With Each Iteration, The iPad Pro Makes Less Sense

iPad Pro m4

2023 was the first year that Apple Inc. did not release an update to their iPad lineups, breaking a convention that otherwise stood firm since the introduction of the original tablet in 2010. As such, tech enthusiasts around the web were eager to see what the one-year hiatus would mean for the next version of the popular tablet; particularly the highest-end “Pro” models as those were the ones most likely to see the biggest upgrades. Well, the Cupertino company has finally unveiled the new 2024 models of both the “Pro” and “Air” models and a quiet price drop of the base model. So, has the “Pro” finally become a legitimate MacBook replacement with these new upgrades? Well, as has been the case since the model’s inception, the answer remains a resounding, “Not quite.”

More Power, More Problems

As I mentioned in my article from last year wherein I outlined my “wants” and “don’t wants” for a new iPad Pro (then rumoured to be fitted with an M3 chip), power has never been the issue for the iPad Pro. To this day, the M1 chip that powers a now two-generation old model is still far more capable than what most professional users require from their tablets. I say this as someone who used 2017’s 2nd generation 12.9 inch iPad Pro, powered by an ancient A10X chip, all the way up until just a couple of months ago as my primary computer. This tablet was used not only to accomplish basic office tasks, but even demanding ones like photo editing in Lightroom, 4K video editing on Lumafusion, and playing high-end games like The Pathless; performing these tasks without a noticeable hitch in performance.

iPad Pro M2
Apple’s M2 iPad Pros are still plenty powerful for most users. Image: Apple

The M1 is more than twice as fast as the A10x in single-core performance and nearly four times as fast in multi-core performance, according to Geekbench. So if I was able to accomplish all of my demanding workload with a fair amount of ease on a seven-year-old chip, and the M1 is already exponentially faster hence more than enough of an upgrade, what good more would the M4 that’s inside these new “Pro” models offer? One could argue that it’s futureproofing, but that argument falls flat if the future doesn’t fix the essential thing that is bottle-necking the iPad and these ridiculously fast chips.

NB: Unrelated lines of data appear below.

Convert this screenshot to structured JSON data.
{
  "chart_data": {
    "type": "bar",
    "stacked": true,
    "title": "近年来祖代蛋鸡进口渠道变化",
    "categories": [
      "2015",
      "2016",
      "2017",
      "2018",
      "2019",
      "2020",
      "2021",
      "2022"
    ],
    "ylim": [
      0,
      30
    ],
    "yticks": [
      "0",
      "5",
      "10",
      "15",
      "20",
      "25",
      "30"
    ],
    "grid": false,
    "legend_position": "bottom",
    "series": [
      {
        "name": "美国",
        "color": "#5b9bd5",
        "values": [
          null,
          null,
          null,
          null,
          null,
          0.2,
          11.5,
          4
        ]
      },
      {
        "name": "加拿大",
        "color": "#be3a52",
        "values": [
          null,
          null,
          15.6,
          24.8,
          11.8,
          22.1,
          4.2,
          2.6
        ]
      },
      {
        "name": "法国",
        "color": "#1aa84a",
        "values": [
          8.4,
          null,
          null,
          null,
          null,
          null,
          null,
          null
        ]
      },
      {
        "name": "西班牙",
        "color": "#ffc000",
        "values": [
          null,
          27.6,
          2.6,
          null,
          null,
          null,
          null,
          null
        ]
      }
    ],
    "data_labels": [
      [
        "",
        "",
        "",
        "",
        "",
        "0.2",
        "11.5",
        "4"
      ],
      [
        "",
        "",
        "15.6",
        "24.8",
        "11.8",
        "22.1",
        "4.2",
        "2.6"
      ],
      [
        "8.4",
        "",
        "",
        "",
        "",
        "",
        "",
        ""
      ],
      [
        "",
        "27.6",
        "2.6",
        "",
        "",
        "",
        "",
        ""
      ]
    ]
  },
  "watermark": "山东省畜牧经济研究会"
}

Though I’d gotten used to the quirks of iPadOS and found workarounds to make my workflow as seamless as possible, the experience was still incredibly janky. From simple tasks like annotating and saving PDF files, to general file management, to a diluted web-browsing experience that was held back due to the WebKit engine that ran every browser, I always felt that my iPad Pro was simply not living up to its potential. Having moved over to a Chromebook a couple of months ago, it’s incredible how even this machine that I’m typing on right now feels more productive and less frustrating to use than my iPad Pro, which even being seven years old is still technically more powerful from a performance standpoint. Sure, iPadOS has come a long way since its introduction in 2019, but it still feels like an afterthought when compared to MacOS.

iPad Ad
“What’s a Computer?” Well, one that can annotate PDFs properly, for one. Image: Apple

Speaking of which, I am not in the camp who says Apple should simply put MacOS on the iPad–that is a terrible idea. iPadOS has to be made with touch, pencil, trackpad, and mouse inputs in mind, all of which no doubt make for engineering challenges. Nevertheless, it’s less about fun animations and cool widgets, and more about allowing for the simple tasks and workflows to perform like you would expect on traditional hardware. Links on webpages not automatically launching their app counterparts, proper text inputs within text fields in PDFs, and many more basic things that users have been pining for ages that I’m sure can work within iPadOS.

Wait, They Cost How Much?!

This sentiment of feeling like an iPad Pro can be so much more than what it is, I imagine, must be worse for anyone with an iPad Pro post-M1. Doubly so for those who had spent egregious amounts of money on the Magic Keyboard and Apple Pencil, which when combined with the price of the tablet ends up being more expensive than a MacBook Air. These new M4 models don’t make the case better as their prices have now shot up to start at $999, and that’s only for the 11-inch model. This makes the proposition of an iPad Pro all the more curious seeing as one could buy a MacBook Air alongside a base-model iPad for essentially the same price (when accounting for the iPad Pro accessories) and come out with arguably a more productive and versatile setup.

For as much as I loved using my iPad Pro for all these years, I can’t deny its baffling shortcomings. These new M4 iPad Pros are in many ways technical marvels. From their gorgeous tandem OLED screens, impossibly (and unnecessary) thin design, to their incredible performance that will shred through any task you throw at them. Pair that with the new and improved Magic Keyboard and Apple Pencil and you have yourself a really solid product. But a product that still, even after all these years, struggles to have an identity, and whose price is simply too high to justify when Apple offers better and more functional alternatives.